25 settembre 2023

XXV settimana del tempo ordinario

«Nessuno accende una lampada e la copre con un vaso o la mette sotto un letto, ma la pone su un candelabro, perché chi entra veda la luce. Non c’è nulla di segreto che non sia manifestato, nulla di nascosto che non sia conosciuto e venga in piena luce. Fate attenzione dunque a come ascoltate; perché a chi ha, sarà dato, ma a chi non ha, sarà tolto anche ciò che crede di avere» (Lc 8, 16-18).

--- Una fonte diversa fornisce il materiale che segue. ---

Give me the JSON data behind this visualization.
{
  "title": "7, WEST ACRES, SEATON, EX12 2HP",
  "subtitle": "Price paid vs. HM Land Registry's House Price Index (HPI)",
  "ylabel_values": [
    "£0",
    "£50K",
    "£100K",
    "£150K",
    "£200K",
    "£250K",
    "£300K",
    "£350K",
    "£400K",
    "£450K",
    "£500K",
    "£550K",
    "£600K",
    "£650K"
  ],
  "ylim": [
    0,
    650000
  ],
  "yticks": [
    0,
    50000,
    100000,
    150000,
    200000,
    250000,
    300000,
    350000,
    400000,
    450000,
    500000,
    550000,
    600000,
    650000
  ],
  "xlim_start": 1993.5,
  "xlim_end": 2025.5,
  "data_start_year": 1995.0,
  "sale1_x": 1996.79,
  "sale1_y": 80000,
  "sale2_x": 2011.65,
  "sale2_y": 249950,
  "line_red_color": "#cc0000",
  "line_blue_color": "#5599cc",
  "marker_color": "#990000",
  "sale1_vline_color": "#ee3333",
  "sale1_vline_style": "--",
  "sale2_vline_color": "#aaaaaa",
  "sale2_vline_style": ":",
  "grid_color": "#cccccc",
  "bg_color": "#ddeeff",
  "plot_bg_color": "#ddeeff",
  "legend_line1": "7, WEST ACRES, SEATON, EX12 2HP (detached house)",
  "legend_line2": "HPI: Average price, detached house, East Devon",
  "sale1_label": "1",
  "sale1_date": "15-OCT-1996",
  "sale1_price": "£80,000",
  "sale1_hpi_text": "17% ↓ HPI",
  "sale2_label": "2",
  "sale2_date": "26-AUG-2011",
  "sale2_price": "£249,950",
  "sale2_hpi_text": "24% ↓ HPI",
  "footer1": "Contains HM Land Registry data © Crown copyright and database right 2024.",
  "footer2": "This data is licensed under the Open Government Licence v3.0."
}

Questi tre detti proverbiali continuano la riflessione di Luca sull’ascolto della parola, ma presentano difficoltà di interpretazione. La lampada può essere il discepolo che deve manifestarsi e rendere manifesta la luce della parola di Dio anche agli “altri”: quelli a cui Gesù, spiegando la parabola, dice che parla “solo in parabole perché…udendo non intendano”. Matteo nel passo parallelo ha, infatti: “Voi siete la luce del mondo”. Il secondo detto sulle cose occulte che devono essere rivelate può essere inteso nel senso che la conoscenza dei misteri del regno di Dio non è esoterica o riservata ad una setta. Deve essere condivisa con gli altri. L’ultimo detto è il più oscuro. “Chi ha” e “chi non ha”, potrebbe riferirsi alla frase detta da Gesù subito dopo la parabola: “Chi ha orecchi da intendere intenda”. Qui, allora, si avrebbe. “A chi ha (orecchi da intendere) sarà dato, e a chi non ha orecchi da intendere sarà tolto anche quello che crede di avere”. Qui Luca esprime un radicalismo dualistico tipico dell’apocalittica. La raccomandazione di fare attenzione a come si ascolta, si comprende tenendo presente che ascoltare, nel linguaggio biblico, non significa soltanto prestare attento orecchio alla verità, alla parola di Dio: significa aprirle il proprio cuore, metterla in pratica, sforzarsi di comunicarla agli altri, praticare l’obbedienza della fede richiesta dalla predicazione ascoltata. Anche se un po’ difficili, questi versetti mi interpellano su un dato fondamentale: il mio rapporto personale con la parola di Dio. Quando ne ho l’occasione, la comunico, la manifesto, la proclamo con tutta franchezza? Ma, prima ancora, sento il dovere di conoscerla nel miglior modo che mi è possibile per essere in grado di comunicarla?